Монотонно покачивая коляску, Гуся почувствовала, что и ее разморило – не ровен час уснет.

Но сопротивляться не было сил, и Гуся блаженно прикрыла глаза.

– Ира, Ирина?

Вздрогнув, она открыла глаза.

– Юра? О господи! Ты? Не ожидала.

– В няньках? – кивнув на коляску, с сарказмом осведомился он.

– Моя! – улыбнувшись, гордо ответила Гуся.

Удивившись, он кисло поморщился.

– А-а-а! Ты переехала? Вас расселили?

– Да. Теперь живем в отдельной – так здорово! Есть недовольные, но лично мне…

Усмехнувшись, он перебил ее:

– Ну а ты, как всегда, всем довольна? Я угадал?

Гуся кивнула:

– А ты как в наших краях?

– Я-то по делу, – буркнул Юрий, похлопав по портфелю. – Рукопись завезти.

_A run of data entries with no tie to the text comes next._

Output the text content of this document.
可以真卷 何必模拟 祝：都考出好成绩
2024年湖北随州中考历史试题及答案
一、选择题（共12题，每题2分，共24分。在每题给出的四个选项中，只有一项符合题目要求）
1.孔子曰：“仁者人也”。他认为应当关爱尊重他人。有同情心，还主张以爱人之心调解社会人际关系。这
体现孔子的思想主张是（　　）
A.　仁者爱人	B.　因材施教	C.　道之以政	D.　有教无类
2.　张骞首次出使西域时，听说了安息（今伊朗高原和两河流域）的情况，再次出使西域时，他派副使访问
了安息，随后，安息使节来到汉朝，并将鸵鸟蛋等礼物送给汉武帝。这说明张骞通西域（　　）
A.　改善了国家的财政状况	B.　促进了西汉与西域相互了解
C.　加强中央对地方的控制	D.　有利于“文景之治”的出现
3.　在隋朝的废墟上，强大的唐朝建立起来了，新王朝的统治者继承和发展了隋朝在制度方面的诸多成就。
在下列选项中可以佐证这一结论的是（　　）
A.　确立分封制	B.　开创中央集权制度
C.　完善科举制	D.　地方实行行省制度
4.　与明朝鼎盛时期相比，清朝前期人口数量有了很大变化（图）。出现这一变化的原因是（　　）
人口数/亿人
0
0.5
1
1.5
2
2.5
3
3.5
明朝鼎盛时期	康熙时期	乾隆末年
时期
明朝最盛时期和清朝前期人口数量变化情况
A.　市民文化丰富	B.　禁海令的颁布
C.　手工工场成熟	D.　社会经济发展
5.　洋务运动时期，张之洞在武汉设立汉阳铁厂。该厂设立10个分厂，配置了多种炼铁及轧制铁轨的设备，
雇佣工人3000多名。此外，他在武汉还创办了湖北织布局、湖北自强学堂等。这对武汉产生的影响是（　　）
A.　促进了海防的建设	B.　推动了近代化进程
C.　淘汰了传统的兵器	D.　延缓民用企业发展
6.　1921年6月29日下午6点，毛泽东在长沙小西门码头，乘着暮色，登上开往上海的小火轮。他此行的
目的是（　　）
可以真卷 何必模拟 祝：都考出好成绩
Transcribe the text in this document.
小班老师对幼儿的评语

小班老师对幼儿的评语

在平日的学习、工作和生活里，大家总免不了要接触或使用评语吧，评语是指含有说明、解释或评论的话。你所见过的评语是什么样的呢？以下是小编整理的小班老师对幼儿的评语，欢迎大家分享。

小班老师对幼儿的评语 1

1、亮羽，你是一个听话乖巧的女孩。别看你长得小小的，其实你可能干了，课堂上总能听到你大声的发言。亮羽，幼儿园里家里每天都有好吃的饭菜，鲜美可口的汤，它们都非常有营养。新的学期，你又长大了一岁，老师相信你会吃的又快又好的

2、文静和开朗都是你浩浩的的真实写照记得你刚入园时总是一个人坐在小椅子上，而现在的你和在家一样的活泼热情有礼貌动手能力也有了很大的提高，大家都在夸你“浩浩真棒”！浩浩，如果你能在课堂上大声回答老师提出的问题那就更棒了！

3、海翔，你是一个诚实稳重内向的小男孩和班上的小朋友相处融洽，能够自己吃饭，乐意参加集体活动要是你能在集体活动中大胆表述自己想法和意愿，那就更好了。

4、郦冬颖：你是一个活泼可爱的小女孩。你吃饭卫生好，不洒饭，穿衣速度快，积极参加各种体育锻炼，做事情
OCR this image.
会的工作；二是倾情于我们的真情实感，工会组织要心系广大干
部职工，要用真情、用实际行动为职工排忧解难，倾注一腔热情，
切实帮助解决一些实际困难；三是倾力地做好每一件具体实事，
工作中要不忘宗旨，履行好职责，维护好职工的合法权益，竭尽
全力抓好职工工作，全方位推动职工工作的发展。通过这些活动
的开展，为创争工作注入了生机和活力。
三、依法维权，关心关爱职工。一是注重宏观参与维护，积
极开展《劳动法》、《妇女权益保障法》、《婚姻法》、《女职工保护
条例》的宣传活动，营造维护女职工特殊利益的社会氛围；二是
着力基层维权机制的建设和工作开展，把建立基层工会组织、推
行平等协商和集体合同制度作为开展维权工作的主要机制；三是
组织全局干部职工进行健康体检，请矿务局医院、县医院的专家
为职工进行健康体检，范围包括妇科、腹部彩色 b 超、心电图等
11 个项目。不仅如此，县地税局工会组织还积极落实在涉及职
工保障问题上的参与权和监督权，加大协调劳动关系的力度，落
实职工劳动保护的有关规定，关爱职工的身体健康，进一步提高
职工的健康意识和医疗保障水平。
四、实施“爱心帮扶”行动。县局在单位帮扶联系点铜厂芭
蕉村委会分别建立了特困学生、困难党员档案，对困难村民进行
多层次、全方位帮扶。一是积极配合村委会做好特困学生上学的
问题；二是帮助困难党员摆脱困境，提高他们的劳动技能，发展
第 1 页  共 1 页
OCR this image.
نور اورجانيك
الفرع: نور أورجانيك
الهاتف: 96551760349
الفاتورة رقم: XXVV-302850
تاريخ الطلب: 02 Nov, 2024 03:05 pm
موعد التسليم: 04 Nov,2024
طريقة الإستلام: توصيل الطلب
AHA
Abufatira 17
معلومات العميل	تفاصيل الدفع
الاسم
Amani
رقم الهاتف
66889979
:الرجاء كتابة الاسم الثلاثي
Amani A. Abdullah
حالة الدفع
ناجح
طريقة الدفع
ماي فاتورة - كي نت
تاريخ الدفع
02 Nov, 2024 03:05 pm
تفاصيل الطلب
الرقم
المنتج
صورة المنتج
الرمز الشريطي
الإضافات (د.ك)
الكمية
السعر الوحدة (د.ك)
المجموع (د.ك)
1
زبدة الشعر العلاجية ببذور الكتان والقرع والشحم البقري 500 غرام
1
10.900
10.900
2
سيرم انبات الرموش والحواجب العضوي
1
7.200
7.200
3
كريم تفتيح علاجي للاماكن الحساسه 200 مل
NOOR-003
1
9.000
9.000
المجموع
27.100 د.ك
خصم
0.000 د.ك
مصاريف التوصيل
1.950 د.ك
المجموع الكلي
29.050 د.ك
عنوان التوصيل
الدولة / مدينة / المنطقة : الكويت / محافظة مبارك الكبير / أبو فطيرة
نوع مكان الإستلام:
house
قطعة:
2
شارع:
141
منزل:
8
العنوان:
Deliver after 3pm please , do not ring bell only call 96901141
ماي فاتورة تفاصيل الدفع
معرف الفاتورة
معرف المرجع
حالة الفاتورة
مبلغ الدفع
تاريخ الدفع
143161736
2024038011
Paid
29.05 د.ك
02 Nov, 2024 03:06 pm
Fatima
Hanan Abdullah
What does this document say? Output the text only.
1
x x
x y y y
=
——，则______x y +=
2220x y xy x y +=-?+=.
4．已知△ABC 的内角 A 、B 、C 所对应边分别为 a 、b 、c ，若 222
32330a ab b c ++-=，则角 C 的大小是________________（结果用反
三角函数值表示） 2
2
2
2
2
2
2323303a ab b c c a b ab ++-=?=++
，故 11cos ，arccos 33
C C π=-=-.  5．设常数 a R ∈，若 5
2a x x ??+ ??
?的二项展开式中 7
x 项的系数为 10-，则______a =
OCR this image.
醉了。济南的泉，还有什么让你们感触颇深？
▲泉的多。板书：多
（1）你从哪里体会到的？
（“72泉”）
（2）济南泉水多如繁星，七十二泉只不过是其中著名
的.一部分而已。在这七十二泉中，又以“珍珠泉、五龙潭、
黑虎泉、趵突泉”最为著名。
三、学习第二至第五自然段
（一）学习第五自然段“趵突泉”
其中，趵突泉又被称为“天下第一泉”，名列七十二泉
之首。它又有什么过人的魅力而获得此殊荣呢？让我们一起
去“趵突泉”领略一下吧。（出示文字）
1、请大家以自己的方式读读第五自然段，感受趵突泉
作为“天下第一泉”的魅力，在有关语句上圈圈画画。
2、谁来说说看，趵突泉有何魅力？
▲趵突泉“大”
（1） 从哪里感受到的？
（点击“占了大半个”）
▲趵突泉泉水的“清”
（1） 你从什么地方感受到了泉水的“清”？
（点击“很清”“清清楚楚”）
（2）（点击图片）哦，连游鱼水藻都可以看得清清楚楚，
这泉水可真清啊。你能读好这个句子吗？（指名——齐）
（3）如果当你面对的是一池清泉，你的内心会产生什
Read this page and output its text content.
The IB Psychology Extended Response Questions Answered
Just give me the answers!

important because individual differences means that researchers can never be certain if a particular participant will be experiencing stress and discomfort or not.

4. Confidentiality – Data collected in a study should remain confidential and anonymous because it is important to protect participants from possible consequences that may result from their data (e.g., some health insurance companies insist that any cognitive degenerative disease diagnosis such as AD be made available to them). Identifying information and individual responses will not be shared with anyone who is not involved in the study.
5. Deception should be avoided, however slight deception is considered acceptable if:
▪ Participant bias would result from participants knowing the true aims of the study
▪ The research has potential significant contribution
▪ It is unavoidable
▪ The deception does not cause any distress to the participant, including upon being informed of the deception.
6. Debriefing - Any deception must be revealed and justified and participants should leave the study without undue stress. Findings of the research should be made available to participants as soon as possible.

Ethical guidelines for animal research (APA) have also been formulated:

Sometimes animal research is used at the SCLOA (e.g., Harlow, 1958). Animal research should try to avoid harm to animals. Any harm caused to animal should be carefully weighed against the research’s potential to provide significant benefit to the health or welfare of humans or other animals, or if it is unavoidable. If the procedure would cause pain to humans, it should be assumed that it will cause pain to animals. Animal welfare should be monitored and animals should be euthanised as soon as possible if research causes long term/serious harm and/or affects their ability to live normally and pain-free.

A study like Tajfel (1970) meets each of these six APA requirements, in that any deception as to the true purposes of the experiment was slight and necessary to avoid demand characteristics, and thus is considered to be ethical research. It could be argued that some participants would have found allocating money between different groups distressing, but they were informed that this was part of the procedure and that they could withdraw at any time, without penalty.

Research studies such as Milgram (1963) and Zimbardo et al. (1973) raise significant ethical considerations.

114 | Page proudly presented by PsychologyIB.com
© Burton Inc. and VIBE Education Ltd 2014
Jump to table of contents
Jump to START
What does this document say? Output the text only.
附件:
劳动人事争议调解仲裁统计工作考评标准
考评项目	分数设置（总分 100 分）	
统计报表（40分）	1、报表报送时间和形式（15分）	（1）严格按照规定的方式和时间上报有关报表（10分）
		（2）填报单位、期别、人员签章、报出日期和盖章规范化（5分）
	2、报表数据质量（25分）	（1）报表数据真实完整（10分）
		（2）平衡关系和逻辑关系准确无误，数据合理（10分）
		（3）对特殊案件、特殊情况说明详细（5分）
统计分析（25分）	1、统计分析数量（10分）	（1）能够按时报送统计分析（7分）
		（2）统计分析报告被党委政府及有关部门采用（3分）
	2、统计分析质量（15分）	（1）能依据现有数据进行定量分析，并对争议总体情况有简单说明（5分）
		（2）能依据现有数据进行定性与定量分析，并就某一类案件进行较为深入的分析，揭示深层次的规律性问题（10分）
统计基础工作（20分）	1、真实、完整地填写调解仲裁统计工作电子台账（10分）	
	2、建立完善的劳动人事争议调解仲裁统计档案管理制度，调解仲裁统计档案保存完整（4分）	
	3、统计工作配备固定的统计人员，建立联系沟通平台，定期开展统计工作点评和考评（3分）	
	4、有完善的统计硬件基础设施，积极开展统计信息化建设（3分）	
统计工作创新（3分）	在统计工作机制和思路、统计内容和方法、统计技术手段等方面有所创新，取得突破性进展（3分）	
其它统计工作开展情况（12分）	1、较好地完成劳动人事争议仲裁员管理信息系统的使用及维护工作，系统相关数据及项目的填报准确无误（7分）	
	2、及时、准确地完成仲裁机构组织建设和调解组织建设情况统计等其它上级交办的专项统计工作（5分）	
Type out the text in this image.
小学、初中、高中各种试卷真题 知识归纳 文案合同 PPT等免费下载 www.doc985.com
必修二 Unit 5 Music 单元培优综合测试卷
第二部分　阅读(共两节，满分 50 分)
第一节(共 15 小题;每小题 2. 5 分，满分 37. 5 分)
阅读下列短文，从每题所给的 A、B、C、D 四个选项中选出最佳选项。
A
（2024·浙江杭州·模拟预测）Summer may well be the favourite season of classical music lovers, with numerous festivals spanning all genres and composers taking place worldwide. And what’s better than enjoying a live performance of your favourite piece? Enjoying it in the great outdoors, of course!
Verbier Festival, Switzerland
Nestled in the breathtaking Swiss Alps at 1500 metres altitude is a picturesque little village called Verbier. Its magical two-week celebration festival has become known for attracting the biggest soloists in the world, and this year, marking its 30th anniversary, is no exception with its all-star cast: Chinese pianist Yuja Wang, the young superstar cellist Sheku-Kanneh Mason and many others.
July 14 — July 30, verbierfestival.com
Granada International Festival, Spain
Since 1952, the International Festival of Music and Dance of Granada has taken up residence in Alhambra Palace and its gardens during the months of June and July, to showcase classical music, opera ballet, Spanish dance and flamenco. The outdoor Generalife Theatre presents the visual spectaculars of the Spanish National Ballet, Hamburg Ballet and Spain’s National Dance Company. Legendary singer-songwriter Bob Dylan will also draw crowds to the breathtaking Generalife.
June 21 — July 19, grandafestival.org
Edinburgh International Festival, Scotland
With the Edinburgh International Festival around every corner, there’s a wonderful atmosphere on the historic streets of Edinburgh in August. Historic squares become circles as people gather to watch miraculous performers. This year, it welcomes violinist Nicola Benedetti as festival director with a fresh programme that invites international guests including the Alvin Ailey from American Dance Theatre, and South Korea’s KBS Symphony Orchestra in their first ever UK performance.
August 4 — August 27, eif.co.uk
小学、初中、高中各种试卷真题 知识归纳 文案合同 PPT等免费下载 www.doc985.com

Кстати, ты не знаешь, где дом сорок восемь корпус два?

Гуся пожала плечами.

– Да кто здесь поймет, сами блуждаем.

Юрий пристально и внимательно разглядывал бывшую жену.

– А ты изменилась.

– Постарела? – усмехнулась Гуся.

Юрий смутился:

– Да все мы, знаешь ли, не молодеем. Да нет, я не об этом.

Переспрашивать Гуся не стала.

– Ну а как… вообще? – осторожно, словно раздумывая, спросил бывший муж.

– Вообще? – Она удивилась вопросу. – А вообще все замечательно! Я счастлива, Юра, и все у меня хорошо. А у тебя? Как у тебя, Юр?

– У меня? – казалось, он удивился вопросу. – И ты еще спрашиваешь? «У меня!» Ты издеваешься? – Лицо его перекосилось – Да как ты могла!

– Я? – растерянно повторила Гуся. – Юра, что я могла?

– Что? – переспросил он. – Дурочкой не прикидывайся, помню, ты это умеешь. Как ты могла, Ира! Как могла оставить меня с ней! С ними? Да, да, с ними двумя! Как ты могла вот так взять и уйти!

– Я? – пробормотала обалдевшая Гуся. – Как я могла? – Покачав головой, она рассмеялась и повторила: – Я! Ой, Юр! Ну ты, ей-богу, даешь! – И, отсмеявшись, спросила: – А твой роман? Он вышел?

Лицо бывшего мужа болезненно скривилось.

– Роман? – со злостью переспросил он. – Радуйся, его так и не взяли.

В коляске захныкала дочка, и Гуся встревоженно заглянула внутрь.

Да, просыпается. Теперь уже точно не уложить. Гуся глянула на часы и вздохнула: пора! Время кормления, а Машка та еще обжора, попробуй не дай вовремя! Коротко глянув на бывшего мужа, она поспешила попрощаться:

– Юра, мы пойдем, не обижайся. У нас режим и все по часам. Она у меня, – Гуся расплылась в счастливой улыбке, – ждать ни минуты не будет, точно устроит скандал.

Не переставая качать коляску, сосредоточенная и серьезная, небрежно кивнув бывшему мужу, Гуся заторопилась в сторону дома.

Она уходила все дальше, отдалялась от него и вот уже почти скрылась – тонкая, все еще изящная, несмотря на полнивший ее, немодный, громоздкий, какой-то старушечий плащ. За поворотом уже не видно было светлой, в незабудках косынки и неуклюжей, грязно-розовой, с белой поперечной полосой коляски, а Юрий еще долго, удивленно и растерянно, не замечая, как дрожат руки и губы, смотрел ей вслед.

Но Гуся не обернулась.

Любит – не любит

Тогда Юля почти дошла до маразма – заливаясь слезами, обрывала лепестки огромной садовой ромашки, растущей на даче, и, как в бреду, шептала сухими, обветренными и искусанными губами:

– Любит, не любит… К сердцу прижмет, к черту пошлет…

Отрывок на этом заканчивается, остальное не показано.